Let’s be honest — everyone loves receiving letters, regardless of their age. Sure, emails are more efficient, but there’s still something magical about receiving mail from people in far away places. Banjo Robinson brings exactly this magic to children, using postal correspondence to encourage them to read, write, and learn about the world.
The idea for the startup came easily to founder Kate Boyle, who says her father used to hide mail throughout the house for her to find when she was a child.
“Then in my twenties, I moved to Los Angeles and began sending letters to my friends’ children back home in the U.K. I was blown away by their love of receiving post addressed to them, their excitement to write back, and the amazing drawings and hilarious replies I’d receive,” Kate says.
Thus, Banjo Robinson the company was born. Banjo Robinson himself is a globetrotting, magical cat who sends real letters, maps, stickers, and stories to children, twice a month, from exciting destinations like the Taj Mahal, the Great Wall of China, Indonesia, and Iceland.
Banjo Robinson founder Kate Boyle
The magical pen pal is a hit with 5–8 year olds, as the personalised letters turn reading, writing and learning about the world into a magical game for children. Letters are personalised with details about each child’s interests — their favourite food, hobbies, pets, and more — via a subscription-based model.
Banjo Robinson tested its minimum viable product on 500 Mumsnet users, where it received the highest level of parental engagement on a product trial to date. And children loved it just as much as their parents: 9 children out of 10 wrote back to Banjo, posting their replies under the sofa before they went to bed, and checking again in the morning to make sure they had been magically collected overnight. In customer development calls, parents told the team how children were Skyping their grandparents as far away as Australia, tripping over their words to tell them excitedly about their new cat friend.

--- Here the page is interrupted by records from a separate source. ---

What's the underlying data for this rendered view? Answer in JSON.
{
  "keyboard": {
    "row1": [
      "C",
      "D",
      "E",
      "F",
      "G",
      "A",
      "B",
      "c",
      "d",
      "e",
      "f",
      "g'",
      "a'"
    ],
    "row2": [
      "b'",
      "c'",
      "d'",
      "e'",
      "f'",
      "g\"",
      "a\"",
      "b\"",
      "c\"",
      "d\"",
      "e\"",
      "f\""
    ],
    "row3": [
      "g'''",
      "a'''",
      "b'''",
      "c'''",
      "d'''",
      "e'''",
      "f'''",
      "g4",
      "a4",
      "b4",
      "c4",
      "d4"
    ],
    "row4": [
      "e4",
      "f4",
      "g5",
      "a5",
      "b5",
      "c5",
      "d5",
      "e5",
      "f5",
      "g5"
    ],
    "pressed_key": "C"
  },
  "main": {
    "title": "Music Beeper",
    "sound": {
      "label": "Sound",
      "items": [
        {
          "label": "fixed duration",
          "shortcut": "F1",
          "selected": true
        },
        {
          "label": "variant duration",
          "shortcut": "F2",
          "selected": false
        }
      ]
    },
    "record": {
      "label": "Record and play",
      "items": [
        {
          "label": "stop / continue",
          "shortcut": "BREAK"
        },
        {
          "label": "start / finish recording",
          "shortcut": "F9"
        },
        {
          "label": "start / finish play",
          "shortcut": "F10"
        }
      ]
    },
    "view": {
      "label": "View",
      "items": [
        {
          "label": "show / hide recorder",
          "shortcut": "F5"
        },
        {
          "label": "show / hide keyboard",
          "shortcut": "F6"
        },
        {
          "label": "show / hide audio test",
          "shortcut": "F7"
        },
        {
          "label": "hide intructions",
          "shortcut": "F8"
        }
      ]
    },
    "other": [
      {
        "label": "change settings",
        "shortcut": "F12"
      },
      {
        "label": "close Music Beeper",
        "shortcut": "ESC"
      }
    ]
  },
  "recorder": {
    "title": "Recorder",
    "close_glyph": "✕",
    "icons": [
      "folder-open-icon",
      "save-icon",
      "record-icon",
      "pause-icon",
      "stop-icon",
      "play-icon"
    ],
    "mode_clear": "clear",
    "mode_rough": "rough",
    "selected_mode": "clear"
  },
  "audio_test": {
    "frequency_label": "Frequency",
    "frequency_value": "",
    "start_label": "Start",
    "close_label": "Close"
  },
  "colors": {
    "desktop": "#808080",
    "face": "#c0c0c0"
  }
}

Banjo Robinson’s founder describes the Techstars London 2019 accelerator as the making of Banjo Robinson as a company. Kate, who had only recently returned to London after living in the U.S. for eight years, quickly needed to build her business network and mentors.
“It brought the team together, showed us better ways of learning, hiring, working and prioritising. The Techstars network supported us before we even started the program, and now, a year later, we’re still in weekly contact with Eamonn, our fellow founders and advisors,” she says.
The accelerator proved more than fruitful. Techstars London Managing Director Eamonn Carey is a board member, and many of the Techstars mentors invested in the startup’s last round or completed advisor agreements.
Following the accelerator, the startup came second at the startup pitch at Web Summit in Lisbon, which led to funding from two of the judges, and the closing of a $1.2 million in funding with Collab+Sesame in November of 2019. Kate describes the investment as a “dream collaboration,” as Sesame Ventures is the VC branch of Sesame Workshop, the creators of Sesame Street.
Next, Kate says the startup is publishing a bedtime story which introduces children to the world of Banjo Robinson (and which ‘comes to life’ a few days later with the arrival of his letters), further subscription offerings for older children, games, back-to-school merchandise, and digital content. In short, the cats at Banjo are busy turning their subscription business into a brand.